In court and in Congress, Georgia Law clinics continue efforts on behalf of immigrant women alleging abuse, retaliation while in ICE detention

University of Georgia School of Law clinics’ faculty and students have continued to press forward– both in court and in Congress – in challenges they have brought on behalf of women clients who are challenging the abuses they endured while in U.S. immigration detention.

As previously posted, Georgia Law’s Community HeLP Clinic and First Amendment Clinic have pursued administrative, judicial, and advocacy paths in support of women who had been in the custody of U.S. Immigration and Customs Enforcement (ICE) at the Irwin Detention Center, a privately run facility in south Georgia. While there, the women were subjected to nonconsensual, gynecological and other medical procedures; those who spoke out were met with retaliatory acts, including attempted or actual removal from the United States.

For more than two years, the Georgia Law clinics have represented some of these women in judicial and administrative proceedings. Associate Dean Jason A. Cade, Director of the Community HeLP Clinic, and Professor Clare R. Norins, Director of the First Amendment Clinic, are among co-counsel in Oldaker v. Giles, a class action complaint pending before Judge W. Louis Sands, U.S. District Court for the Middle District of Georgia. Assisting them have been Staff Attorney Kristen Shepherd, Legal Fellow Lindsey Floyd, and many law students.

The Oldaker litigation took a new turn last Monday, when Judge Sands granted a contested motion and thus added two new named plaintiffs, both of them represented by the Georgia Law clinics.

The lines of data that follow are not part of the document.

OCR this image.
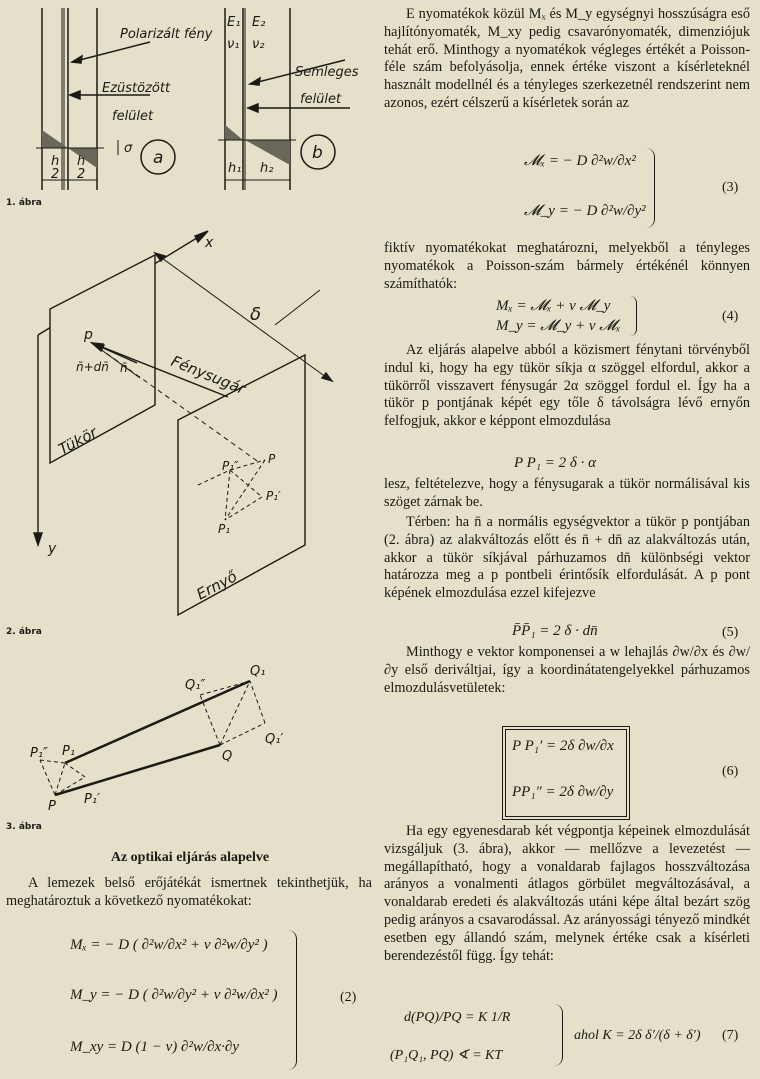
Polarizált fény
Ezüstözött
felület
Semleges
felület
σ a	b
h
2
h
2
E₁ E₂
ν₁ ν₂
h₁ h₂
1. ábra
x
y
δ
p
n̄+dn̄ n̄	Fénysugár
Tükör
Ernyő
P
P₁
P₁′
P₁″
2. ábra
P
P₁
P₁′
P₁″	Q
Q₁
Q₁′
Q₁″
3. ábra
Az optikai eljárás alapelve

A lemezek belső erőjátékát ismertnek tekinthetjük, ha meghatároztuk a következő nyomatékokat:

Mₓ = − D ( ∂²w/∂x² + ν ∂²w/∂y² )
M_y = − D ( ∂²w/∂y² + ν ∂²w/∂x² )
M_xy = D (1 − ν) ∂²w/∂x·∂y
(2)

E nyomatékok közül Mₓ és M_y egységnyi hosszúságra eső hajlítónyomaték, M_xy pedig csavarónyomaték, dimenziójuk tehát erő. Minthogy a nyomatékok végleges értékét a Poisson-féle szám befolyásolja, ennek értéke viszont a kísérleteknél használt modellnél és a tényleges szerkezetnél rendszerint nem azonos, ezért célszerű a kísérletek során az

𝓜ₓ = − D ∂²w/∂x²
𝓜_y = − D ∂²w/∂y²
(3)

fiktív nyomatékokat meghatározni, melyekből a tényleges nyomatékok a Poisson-szám bármely értékénél könnyen számíthatók:

Mₓ = 𝓜ₓ + ν 𝓜_y
M_y = 𝓜_y + ν 𝓜ₓ
(4)

Az eljárás alapelve abból a közismert fénytani törvényből indul ki, hogy ha egy tükör síkja α szöggel elfordul, akkor a tükörről visszavert fénysugár 2α szöggel fordul el. Így ha a tükör p pontjának képét egy tőle δ távolságra lévő ernyőn felfogjuk, akkor e képpont elmozdulása

P P₁ = 2 δ · α

lesz, feltételezve, hogy a fénysugarak a tükör normálisával kis szöget zárnak be.

Térben: ha n̄ a normális egységvektor a tükör p pontjában (2. ábra) az alakváltozás előtt és n̄ + dn̄ az alakváltozás után, akkor a tükör síkjával párhuzamos dn̄ különbségi vektor határozza meg a p pontbeli érintősík elfordulását. A p pont képének elmozdulása ezzel kifejezve

P̄P̄₁ = 2 δ · dn̄	(5)

Minthogy e vektor komponensei a w lehajlás ∂w/∂x és ∂w/∂y első deriváltjai, így a koordinátatengelyekkel párhuzamos elmozdulásvetületek:

P P₁′ = 2δ ∂w/∂x
PP₁″ = 2δ ∂w/∂y
(6)

Ha egy egyenesdarab két végpontja képeinek elmozdulását vizsgáljuk (3. ábra), akkor — mellőzve a levezetést — megállapítható, hogy a vonaldarab fajlagos hosszváltozása arányos a vonalmenti átlagos görbület megváltozásával, a vonaldarab eredeti és alakváltozás utáni képe által bezárt szög pedig arányos a csavarodással. Az arányossági tényező mindkét esetben egy állandó szám, melynek értéke csak a kísérleti berendezéstől függ. Így tehát:

d(PQ)/PQ = K 1/R
(P₁Q₁, PQ) ∢ = KT
ahol K = 2δ δ′/(δ + δ′) (7)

Congressional action occurred earlier last month, when the Senate’s Permanent Subcommittee on Investigations held a hearing on “Medical Mistreatment of Women in Ice Detention,” on November 15 at the Dirksen Senate Office Building in Washington, D.C.

That same day, the subcommittee – led by its Chairman, Sen. Jon Ossoff (D-Georgia), and Ranking Member, Sen. Ron Johnson (R-Wisconsin), simultaneously released a 103-page Staff Report (pictured above) based on its 18-month investigation of the issue. The report recounted many incidents on which the Oldaker suit is based, and further incorporated information provided by six plaintiffs, one of them represented by the Georgia Law clinics. Among other key findings, the report stated that:

  • The women detainees “appear to have been subjected to excessive, invasive, and often unnecessary gynecological procedures” by one of the center’s physicians; and
  • ICE “did not employ a thorough vetting process,” and, before hiring the physician in question, “was not aware of publicly available information regarding medical malpractice suits” and other complaints against him.